A brash young DJ came to town, and started on the over-night show.  I often called him at the station, to alleviate his, and my, boredom.  I was the one who called him to show where the mistake in Billy Joel’s song, You’re Only Human, was.  The first Friday night I let my son accompany me on my security job, the young DJ jokingly held a “Guess The DJ’s Lunch” contest, at three in the morning.  My son’s phone-in stab wasn’t even close, but it was amusing enough to get us the chance to meet him in person, for a restaurant breakfast in the morning.  We showed up at a store-opening remote broadcast, and he named us on-air, and described us as “the two-man motorcycle gang.”

The local station was supposed to have run a series of give-aways of tickets for the premier showing of Arnold Schwarzenegger’s movie, Commando, but forgot to schedule it.  On the Friday afternoon, they suddenly revealed on-air that they had 20 four-packs, for the first people who showed up at the station.  My motorcycle zipped me downtown, and parked easily, while I ran upstairs.  The four of us got to see Arnie mash, crash and bash.

 I was mowing the grass in the backyard one afternoon, when I saw the son hanging out the French door, with the phone to his ear with one hand, and waving frantically to me with the other.  The radio station was offering free tickets to the Michael Keaton, Batman movie, to anyone who knew where Bill Cosby went to university.  The son didn’t know, but he immediately dialled, because, as a Cosby and comedy fan, he knew that I knew, Temple University, Philadelphia, PA.  I never stopped cutting grass as he won a night out for us.

As interested in music and radio as I am, the son attended a broadcast-arts course at the local community college, just in time to see automation and syndication scuttle his chances for work in the industry.  He doesn’t even remember what the contest was about, but does remember calling the local Pop AM station one day, and winning a VHS tape, and 12-inch action figure (It’s not a doll.  It’s for boys.) of the kids’ movie, “Indian In The Cupboard.”  Not age-specific for him, he turned them over to his appreciative nephew.

I called in and won an evening for four at a newly opened water-park on the edge of town.  That semi-conscious music osmosis came in handy again, although the question wasn’t really that hard.  The guy who won his four-pack the day before I did, said that the song they referred to had the phrase, “Sorry Baby” in it about ten-thousand times, so that’s what he guessed.

After contaminated water killed 7 people in Walkerton, ON, a benefit concert called Watershed was organized to help survivors, and raise awareness.  On the fourth and last year it was held, I managed to win two tickets, and drove the son 75 miles, to roast in a ball park for an all-day show.  There were a total of 11 acts, the third last of which was Teri Clark, a well-known female Canadian Country singer.  She was followed by Joe Cocker, who was older than I was, but pumped out more energy than I ever could.  We wormed our way right up front to see Joe.  The finale act was the great Canadian rock band, The Guess Who, who made an afternoon of sunburn well worthwhile.

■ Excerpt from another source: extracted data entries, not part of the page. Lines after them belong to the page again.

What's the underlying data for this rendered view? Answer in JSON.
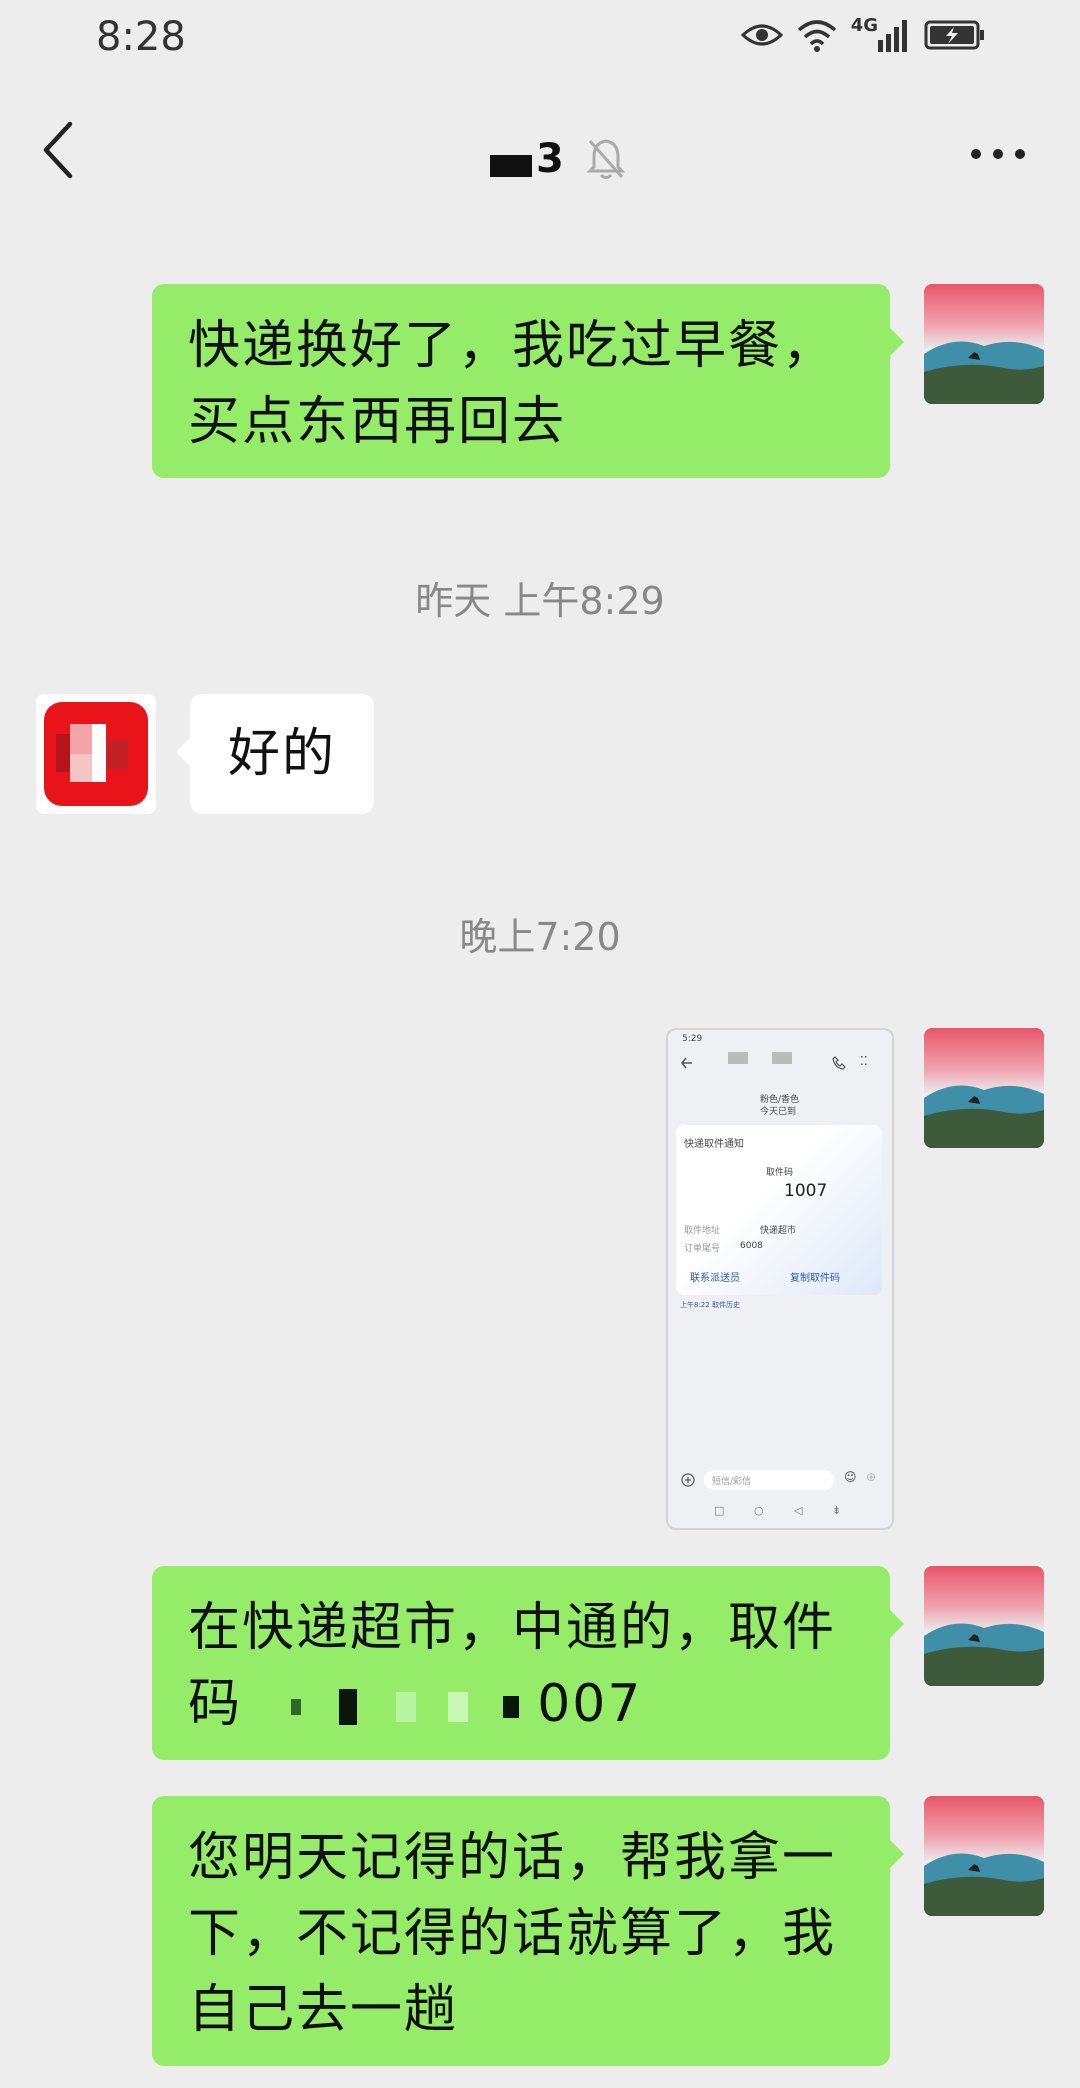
{
  "status_bar": {
    "time": "8:28",
    "network": "4G"
  },
  "header": {
    "title_visible_fragment": "3"
  },
  "messages": [
    {
      "kind": "text",
      "from": "self",
      "text_line1": "快递换好了，我吃过早餐，",
      "text_line2": "买点东西再回去"
    },
    {
      "kind": "timestamp",
      "text": "昨天 上午8:29"
    },
    {
      "kind": "text",
      "from": "friend",
      "text": "好的"
    },
    {
      "kind": "timestamp",
      "text": "晚上7:20"
    },
    {
      "kind": "image",
      "from": "self"
    },
    {
      "kind": "text",
      "from": "self",
      "text_line1": "在快递超市，中通的，取件",
      "text_line2_prefix": "码",
      "text_line2_suffix": "007"
    },
    {
      "kind": "text",
      "from": "self",
      "text_line1": "您明天记得的话，帮我拿一",
      "text_line2": "下，不记得的话就算了，我",
      "text_line3": "自己去一趟"
    }
  ],
  "screenshot_preview": {
    "time": "5:29",
    "line1": "粉色/香色",
    "line2": "今天已到",
    "card_title": "快递取件通知",
    "code_label": "取件码",
    "code_value": "1007",
    "address_label": "取件地址",
    "address_value": "快递超市",
    "order_label": "订单尾号",
    "order_value": "6008",
    "contact_label": "联系派送员",
    "copy_label": "复制取件码",
    "footer_note": "上午8:22 取件历史",
    "input_placeholder": "短信/彩信"
  },
  "colors": {
    "self_bubble": "#95ec69",
    "friend_bubble": "#ffffff",
    "background": "#ededed"
  }
}
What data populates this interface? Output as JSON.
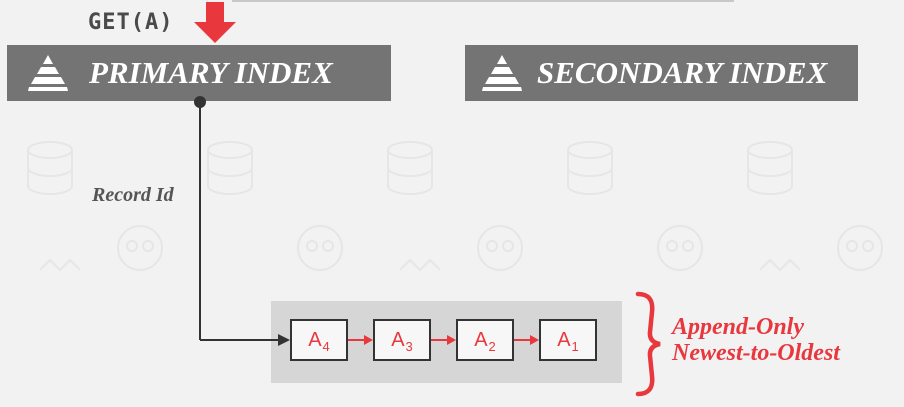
{
  "request": {
    "label": "GET(A)"
  },
  "indexes": {
    "primary": {
      "title": "PRIMARY INDEX",
      "icon": "pyramid-icon"
    },
    "secondary": {
      "title": "SECONDARY INDEX",
      "icon": "pyramid-icon"
    }
  },
  "pointer": {
    "label": "Record Id"
  },
  "version_chain": {
    "nodes": [
      {
        "base": "A",
        "sub": "4"
      },
      {
        "base": "A",
        "sub": "3"
      },
      {
        "base": "A",
        "sub": "2"
      },
      {
        "base": "A",
        "sub": "1"
      }
    ]
  },
  "annotation": {
    "line1": "Append-Only",
    "line2": "Newest-to-Oldest"
  },
  "colors": {
    "accent": "#e8383d",
    "header_bg": "#747474",
    "chain_bg": "#d6d6d6"
  }
}
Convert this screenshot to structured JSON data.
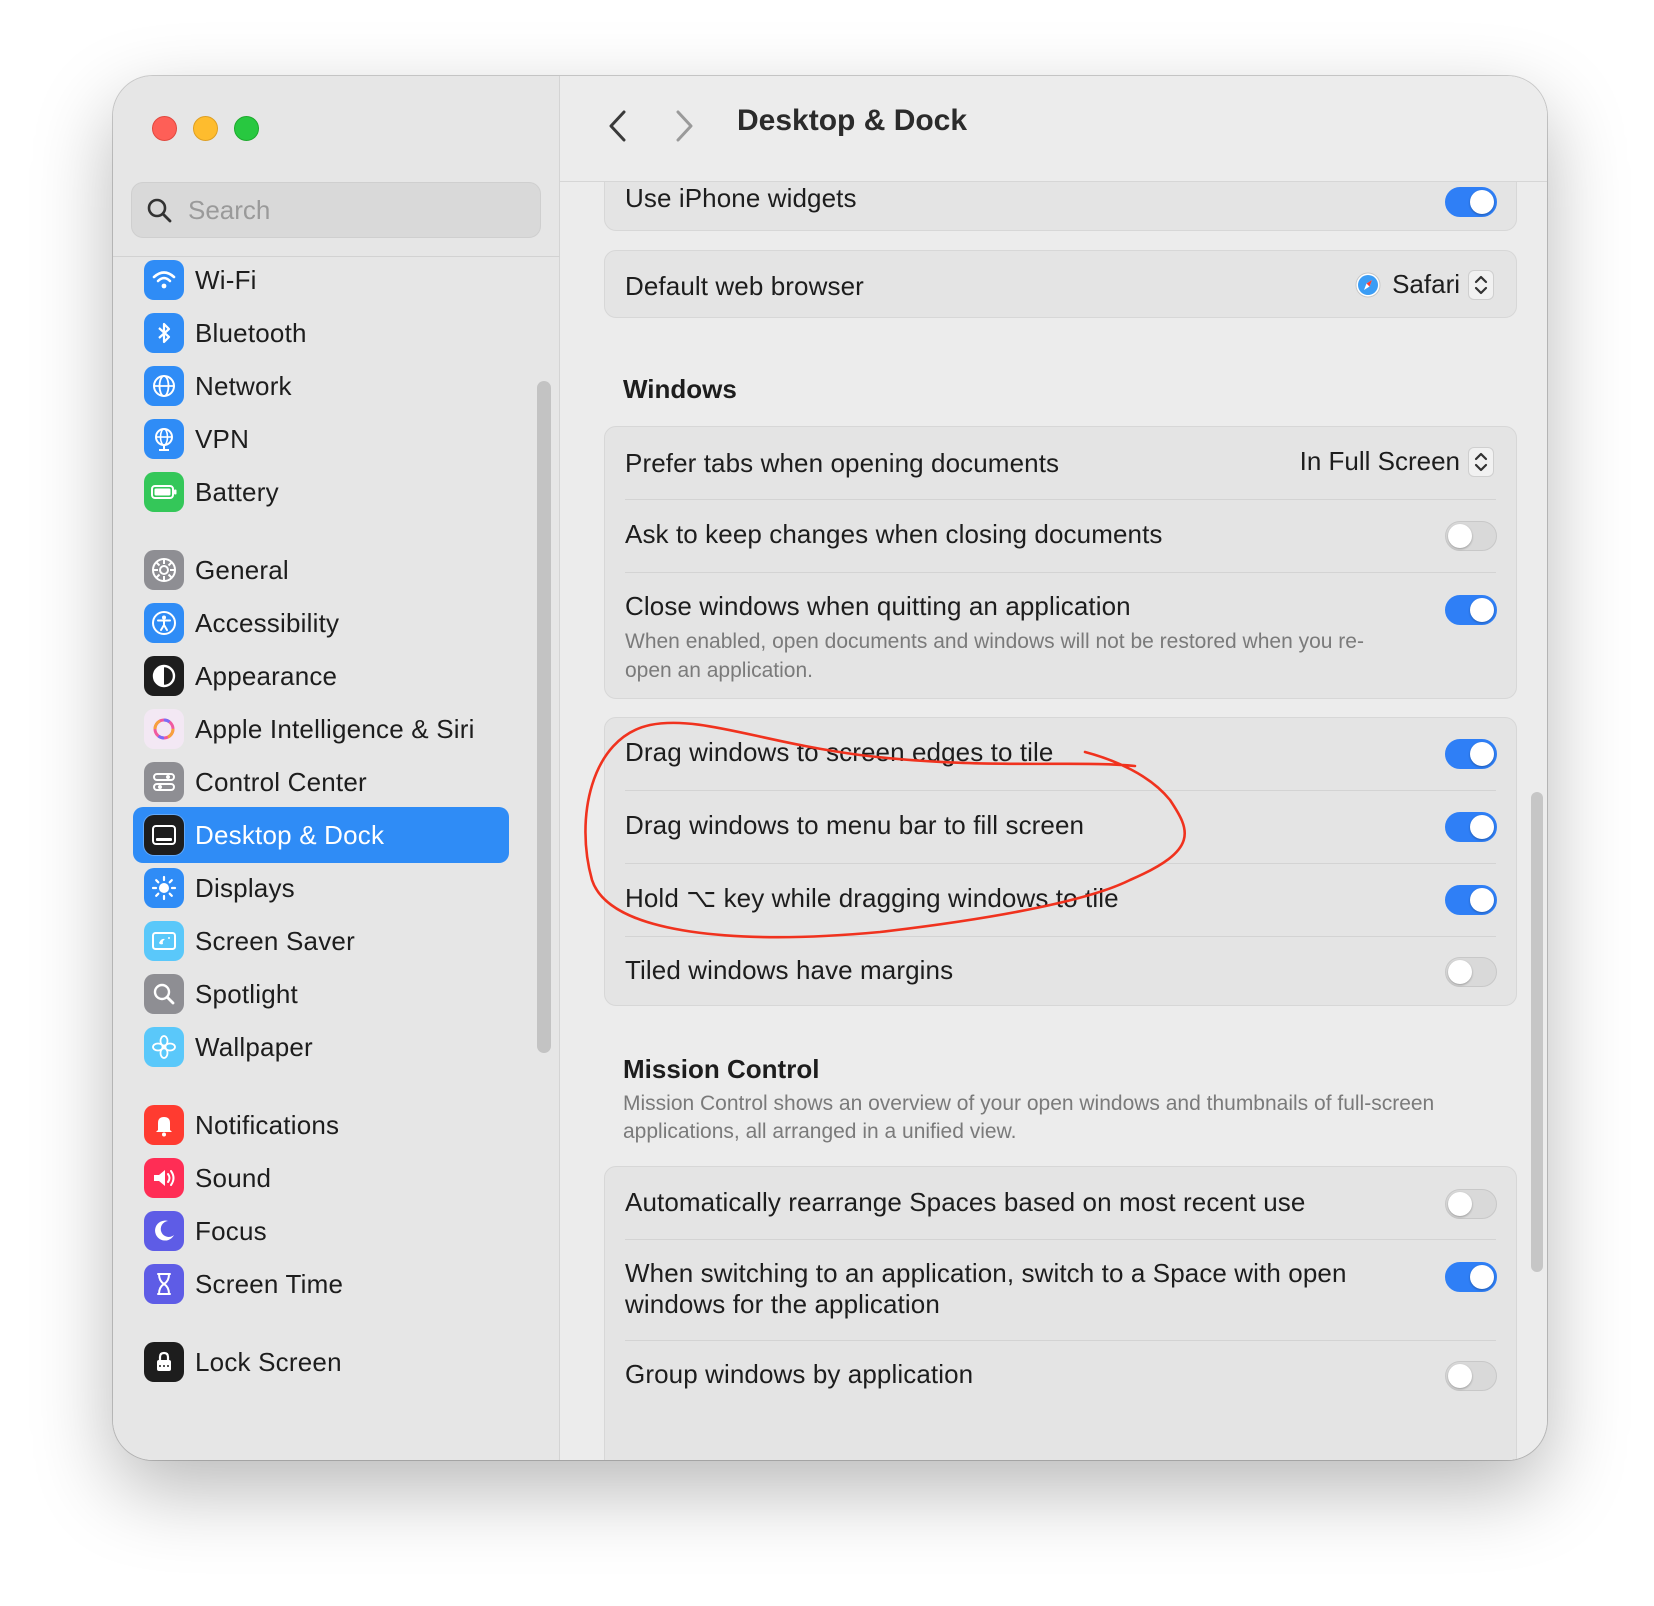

As my grumpy-old-dudeness ossifies, I understand why my Dad turned off his radio in his later years.  “They haven’t written a decent song since before Disco!!”  “What’s Disco Grandpa??”  I used to haunt the second-hand record, and then CD stores.  “Have you ever heard of the Greg Kihn Band?”  Now, what little music I listen to is available for download from the net.  Excuse me; I have to turn my hearing aid….ah, Assistors, up.